Apple, Microsoft, Amazon, Google and Facebook trade at a forward price-to-earnings multiple of 30 times versus a healthy 14% expected sales growth rate. Back in 2000, Microsoft, Cisco, General Electric, Intel and ExxonMobil traded on a rich 47 times price-to-earnings multiple… realized sales turned out diving 7%.
“In order to avoid repeating the share price collapse experienced by their predecessors, today’s market cap leaders will need to at least meet – and preferably exceed – current consensus growth expectations. This time, expectations seem more achievable based on recent results and management guidance,” Kostin says.
In the meantime, today’s big cap leaders remain aggressive in reinvesting in their business to drive future profits. That suggests, according to Kostin, valuations could prove sustainable.
The collective three-year growth investment ratio (measured by Goldman as growth in capital expenditures and R&D spending as a share of cash flow from operations) for today’s S&P 500 top five equals 48% vs. 21% for the broader index, Kostin’s data shows. In contrast, the five largest stocks in March 2000 invested less of their cash flow back into their businesses than the rest of the index (26% vs. 34%).
Despite Kostin’s compelling data, being too bullish on five big cap tech stocks right now seems folly.
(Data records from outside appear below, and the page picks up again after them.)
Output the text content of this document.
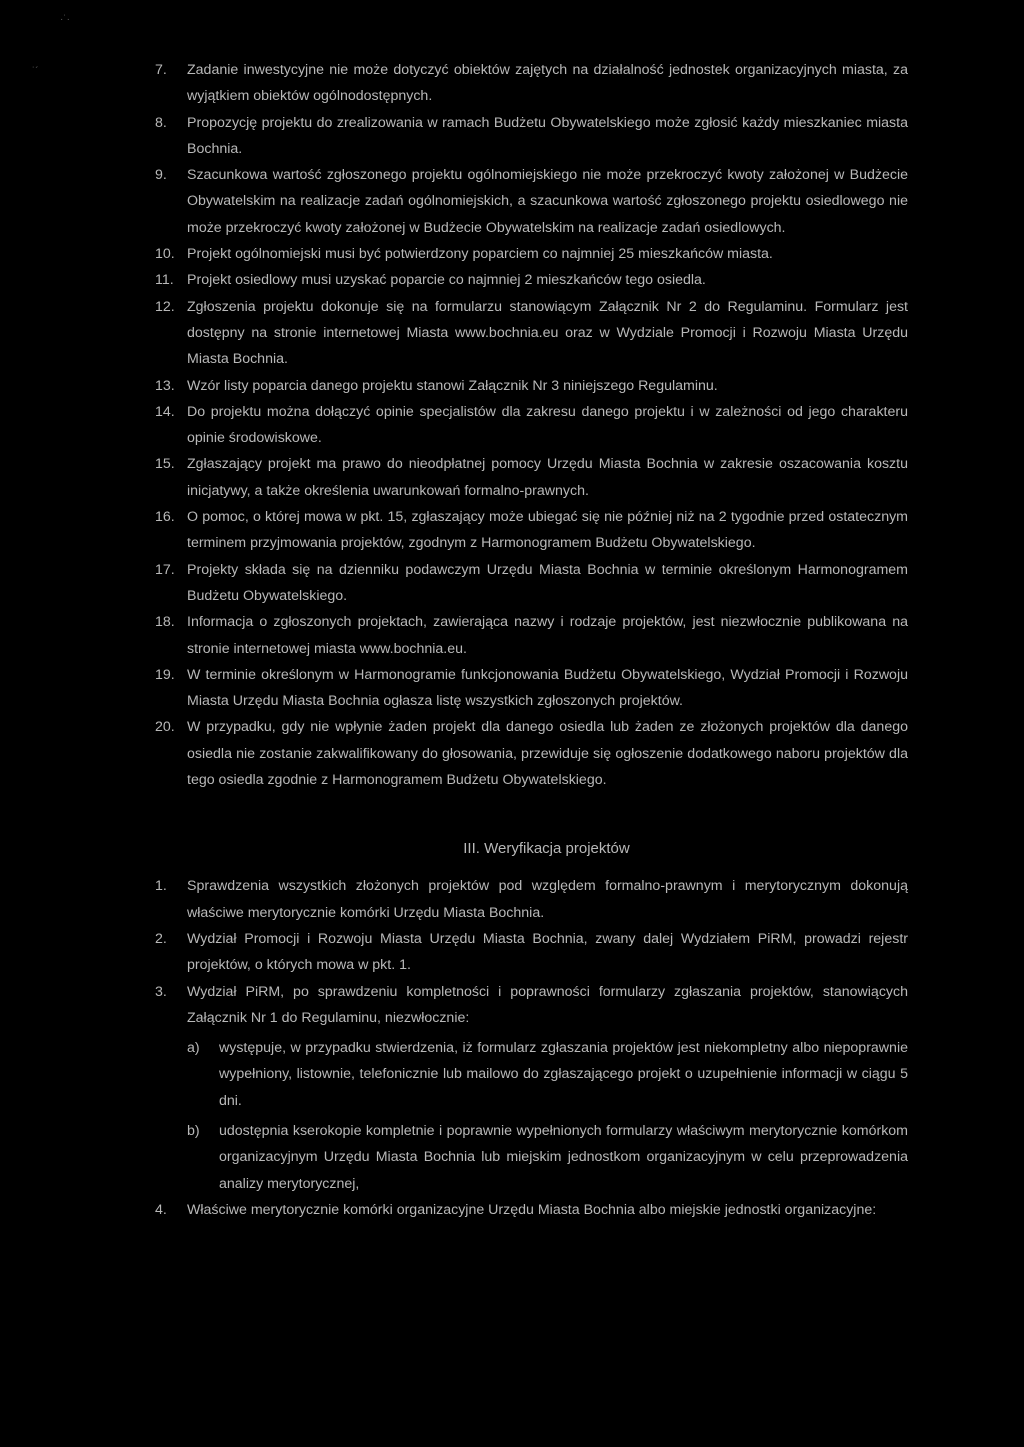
·˙·
˙´	7. Zadanie inwestycyjne nie może dotyczyć obiektów zajętych na działalność jednostek organizacyjnych miasta, za wyjątkiem obiektów ogólnodostępnych.
8. Propozycję projektu do zrealizowania w ramach Budżetu Obywatelskiego może zgłosić każdy mieszkaniec miasta Bochnia.
9. Szacunkowa wartość zgłoszonego projektu ogólnomiejskiego nie może przekroczyć kwoty założonej w Budżecie Obywatelskim na realizacje zadań ogólnomiejskich, a szacunkowa wartość zgłoszonego projektu osiedlowego nie może przekroczyć kwoty założonej w Budżecie Obywatelskim na realizacje zadań osiedlowych.
10. Projekt ogólnomiejski musi być potwierdzony poparciem co najmniej 25 mieszkańców miasta.
11. Projekt osiedlowy musi uzyskać poparcie co najmniej 2 mieszkańców tego osiedla.
12. Zgłoszenia projektu dokonuje się na formularzu stanowiącym Załącznik Nr 2 do Regulaminu. Formularz jest dostępny na stronie internetowej Miasta www.bochnia.eu oraz w Wydziale Promocji i Rozwoju Miasta Urzędu Miasta Bochnia.
13. Wzór listy poparcia danego projektu stanowi Załącznik Nr 3 niniejszego Regulaminu.
14. Do projektu można dołączyć opinie specjalistów dla zakresu danego projektu i w zależności od jego charakteru opinie środowiskowe.
15. Zgłaszający projekt ma prawo do nieodpłatnej pomocy Urzędu Miasta Bochnia w zakresie oszacowania kosztu inicjatywy, a także określenia uwarunkowań formalno-prawnych.
16. O pomoc, o której mowa w pkt. 15, zgłaszający może ubiegać się nie później niż na 2 tygodnie przed ostatecznym terminem przyjmowania projektów, zgodnym z Harmonogramem Budżetu Obywatelskiego.
17. Projekty składa się na dzienniku podawczym Urzędu Miasta Bochnia w terminie określonym Harmonogramem Budżetu Obywatelskiego.
18. Informacja o zgłoszonych projektach, zawierająca nazwy i rodzaje projektów, jest niezwłocznie publikowana na stronie internetowej miasta www.bochnia.eu.
19. W terminie określonym w Harmonogramie funkcjonowania Budżetu Obywatelskiego, Wydział Promocji i Rozwoju Miasta Urzędu Miasta Bochnia ogłasza listę wszystkich zgłoszonych projektów.
20. W przypadku, gdy nie wpłynie żaden projekt dla danego osiedla lub żaden ze złożonych projektów dla danego osiedla nie zostanie zakwalifikowany do głosowania, przewiduje się ogłoszenie dodatkowego naboru projektów dla tego osiedla zgodnie z Harmonogramem Budżetu Obywatelskiego.
III. Weryfikacja projektów
1. Sprawdzenia wszystkich złożonych projektów pod względem formalno-prawnym i merytorycznym dokonują właściwe merytorycznie komórki Urzędu Miasta Bochnia.
2. Wydział Promocji i Rozwoju Miasta Urzędu Miasta Bochnia, zwany dalej Wydziałem PiRM, prowadzi rejestr projektów, o których mowa w pkt. 1.
3. Wydział PiRM, po sprawdzeniu kompletności i poprawności formularzy zgłaszania projektów, stanowiących Załącznik Nr 1 do Regulaminu, niezwłocznie:
a) występuje, w przypadku stwierdzenia, iż formularz zgłaszania projektów jest niekompletny albo niepoprawnie wypełniony, listownie, telefonicznie lub mailowo do zgłaszającego projekt o uzupełnienie informacji w ciągu 5 dni.
b) udostępnia kserokopie kompletnie i poprawnie wypełnionych formularzy właściwym merytorycznie komórkom organizacyjnym Urzędu Miasta Bochnia lub miejskim jednostkom organizacyjnym w celu przeprowadzenia analizy merytorycznej,
4. Właściwe merytorycznie komórki organizacyjne Urzędu Miasta Bochnia albo miejskie jednostki organizacyjne:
First, not all of the companies are performing at their very best — Microsoft is fresh off another mind-blowing quarter, Facebook not so much. Investors don’t have to own both names, they could be more scrutinizing. Further, privacy concerns and antitrust investigations will likely be major headwinds over the next decade for Amazon, Google and Facebook. At some point those issues could come to a head and trigger a re-rating in all three names.
Remember the lessons of 2000, folks.